T’wi: You just like being difficult. You just don’t want a job.
Zah: You know what? You're right. That's it.
T'wi: Well?
Zah: Well, you were unemployed for a whole year. And you know Dominik has been looking for work as long as I. And you know George and Khan just lost their seemingly secure jobs, ones their new mortgages and car payments depend upon. And your brother was just fired, too, right? I mean, you— I— I don't know why I'm defending myself.
T'wi: You just can't take criticism.
Zah: That could be so. But criticism is not made constructive by one's intention, on the encoding and packaging end, only by turning out to be so, manifest in the world on the receiving end.

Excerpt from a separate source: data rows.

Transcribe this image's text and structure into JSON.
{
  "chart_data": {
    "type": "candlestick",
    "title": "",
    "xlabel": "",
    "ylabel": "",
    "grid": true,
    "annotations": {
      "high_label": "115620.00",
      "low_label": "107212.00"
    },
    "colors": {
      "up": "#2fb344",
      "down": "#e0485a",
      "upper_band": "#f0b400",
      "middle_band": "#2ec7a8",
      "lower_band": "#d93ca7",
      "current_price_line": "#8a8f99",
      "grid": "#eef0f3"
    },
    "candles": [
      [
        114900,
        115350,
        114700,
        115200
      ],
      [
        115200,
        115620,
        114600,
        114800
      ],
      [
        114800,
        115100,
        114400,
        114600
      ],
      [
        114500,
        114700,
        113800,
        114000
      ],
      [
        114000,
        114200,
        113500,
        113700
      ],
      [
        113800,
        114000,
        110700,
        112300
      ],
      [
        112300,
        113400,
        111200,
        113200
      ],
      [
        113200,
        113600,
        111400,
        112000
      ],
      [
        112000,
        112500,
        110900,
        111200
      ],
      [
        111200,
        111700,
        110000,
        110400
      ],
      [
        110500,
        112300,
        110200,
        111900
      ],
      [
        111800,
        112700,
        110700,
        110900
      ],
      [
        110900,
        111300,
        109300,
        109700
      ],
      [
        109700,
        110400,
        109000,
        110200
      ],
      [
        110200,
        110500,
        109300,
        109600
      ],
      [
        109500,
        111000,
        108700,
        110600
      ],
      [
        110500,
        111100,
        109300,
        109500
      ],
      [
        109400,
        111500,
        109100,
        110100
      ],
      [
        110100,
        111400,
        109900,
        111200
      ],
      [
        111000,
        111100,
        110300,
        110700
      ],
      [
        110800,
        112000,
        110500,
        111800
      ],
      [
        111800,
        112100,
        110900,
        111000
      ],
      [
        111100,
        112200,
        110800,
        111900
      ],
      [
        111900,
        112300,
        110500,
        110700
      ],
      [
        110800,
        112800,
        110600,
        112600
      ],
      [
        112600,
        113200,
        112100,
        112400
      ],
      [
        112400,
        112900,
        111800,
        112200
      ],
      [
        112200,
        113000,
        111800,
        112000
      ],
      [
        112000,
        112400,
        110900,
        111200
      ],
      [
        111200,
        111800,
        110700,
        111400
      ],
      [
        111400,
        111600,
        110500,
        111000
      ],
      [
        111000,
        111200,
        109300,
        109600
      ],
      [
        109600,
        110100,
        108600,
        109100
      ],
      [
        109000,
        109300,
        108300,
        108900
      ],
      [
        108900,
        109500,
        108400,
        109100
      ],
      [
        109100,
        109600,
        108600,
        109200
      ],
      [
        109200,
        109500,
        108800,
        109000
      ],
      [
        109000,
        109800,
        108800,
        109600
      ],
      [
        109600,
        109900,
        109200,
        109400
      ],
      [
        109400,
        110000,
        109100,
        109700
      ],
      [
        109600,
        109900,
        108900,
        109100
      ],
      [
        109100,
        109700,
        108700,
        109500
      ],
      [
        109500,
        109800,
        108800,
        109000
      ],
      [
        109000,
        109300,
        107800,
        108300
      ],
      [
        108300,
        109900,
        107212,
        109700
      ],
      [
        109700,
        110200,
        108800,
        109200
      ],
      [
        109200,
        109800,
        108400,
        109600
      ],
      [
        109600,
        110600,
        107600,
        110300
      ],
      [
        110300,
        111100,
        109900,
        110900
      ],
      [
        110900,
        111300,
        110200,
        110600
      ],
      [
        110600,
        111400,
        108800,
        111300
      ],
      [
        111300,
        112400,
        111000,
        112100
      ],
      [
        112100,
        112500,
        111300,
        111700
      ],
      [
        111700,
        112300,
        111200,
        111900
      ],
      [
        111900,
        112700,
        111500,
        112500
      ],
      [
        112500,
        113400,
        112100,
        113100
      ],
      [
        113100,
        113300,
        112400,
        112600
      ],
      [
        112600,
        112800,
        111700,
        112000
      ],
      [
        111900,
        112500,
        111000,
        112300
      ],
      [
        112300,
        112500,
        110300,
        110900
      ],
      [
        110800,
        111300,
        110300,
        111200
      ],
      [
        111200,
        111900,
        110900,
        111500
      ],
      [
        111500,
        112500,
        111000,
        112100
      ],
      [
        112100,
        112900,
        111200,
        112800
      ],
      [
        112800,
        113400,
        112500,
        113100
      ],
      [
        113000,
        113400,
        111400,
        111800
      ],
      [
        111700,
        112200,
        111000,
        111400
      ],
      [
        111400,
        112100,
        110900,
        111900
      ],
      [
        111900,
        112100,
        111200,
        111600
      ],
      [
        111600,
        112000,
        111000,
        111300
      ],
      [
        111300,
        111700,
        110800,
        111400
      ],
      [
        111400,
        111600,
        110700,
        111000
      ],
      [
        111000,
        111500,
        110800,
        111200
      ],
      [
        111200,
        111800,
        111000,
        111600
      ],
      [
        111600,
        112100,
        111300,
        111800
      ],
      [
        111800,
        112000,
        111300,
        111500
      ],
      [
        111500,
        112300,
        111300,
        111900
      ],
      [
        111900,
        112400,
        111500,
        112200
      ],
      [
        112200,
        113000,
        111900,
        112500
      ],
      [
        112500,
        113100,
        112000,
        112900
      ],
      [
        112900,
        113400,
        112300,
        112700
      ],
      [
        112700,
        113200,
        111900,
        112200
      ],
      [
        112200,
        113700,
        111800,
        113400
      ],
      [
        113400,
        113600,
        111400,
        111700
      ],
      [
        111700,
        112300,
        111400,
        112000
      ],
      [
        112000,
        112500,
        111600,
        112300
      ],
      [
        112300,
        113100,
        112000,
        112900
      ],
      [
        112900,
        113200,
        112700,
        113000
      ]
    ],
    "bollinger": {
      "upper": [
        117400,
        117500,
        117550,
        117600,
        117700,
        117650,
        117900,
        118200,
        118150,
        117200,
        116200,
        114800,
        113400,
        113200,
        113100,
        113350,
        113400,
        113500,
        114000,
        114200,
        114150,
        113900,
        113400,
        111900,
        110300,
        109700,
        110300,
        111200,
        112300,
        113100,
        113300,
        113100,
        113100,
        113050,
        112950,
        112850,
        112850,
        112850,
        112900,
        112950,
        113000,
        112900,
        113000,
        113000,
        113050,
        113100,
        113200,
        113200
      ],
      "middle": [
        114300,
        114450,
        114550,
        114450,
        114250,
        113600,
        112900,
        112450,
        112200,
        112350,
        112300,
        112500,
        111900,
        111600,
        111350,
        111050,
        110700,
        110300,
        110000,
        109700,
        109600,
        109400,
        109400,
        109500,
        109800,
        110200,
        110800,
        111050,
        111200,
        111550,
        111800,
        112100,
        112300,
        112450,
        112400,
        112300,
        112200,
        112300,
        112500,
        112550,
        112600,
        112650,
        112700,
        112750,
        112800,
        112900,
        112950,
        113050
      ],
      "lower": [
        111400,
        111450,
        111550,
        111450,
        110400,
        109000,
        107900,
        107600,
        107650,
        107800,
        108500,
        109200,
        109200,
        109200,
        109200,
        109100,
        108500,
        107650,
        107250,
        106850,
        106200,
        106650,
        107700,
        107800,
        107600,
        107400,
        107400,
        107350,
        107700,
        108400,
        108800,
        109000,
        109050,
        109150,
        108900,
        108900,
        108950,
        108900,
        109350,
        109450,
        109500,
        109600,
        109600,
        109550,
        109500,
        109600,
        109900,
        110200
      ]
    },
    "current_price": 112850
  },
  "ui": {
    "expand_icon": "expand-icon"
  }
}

You know? And I guess I'm just asking you to offer something that you could, potentially, even remotely, be wrong about and not something immune to error.
T'wi: That's bullshit—
Zah: How so? I'm being told I've been catastrophically wrong over and over and over again. Isn't that your hypothesis? And I'm saying I don't think there's any evidence of that. But then you want to touch your magic wand to this and demonstrate just how wrong I've been. Again, with no evidence. And I'm resisting that, really as little as possible, until there's reason, any reason at all, to do otherwise.
T'wi: No. You're just doing what you do.
Zah: Well, surely that's in need and of value someplace. I you come across such a place, please give them my number.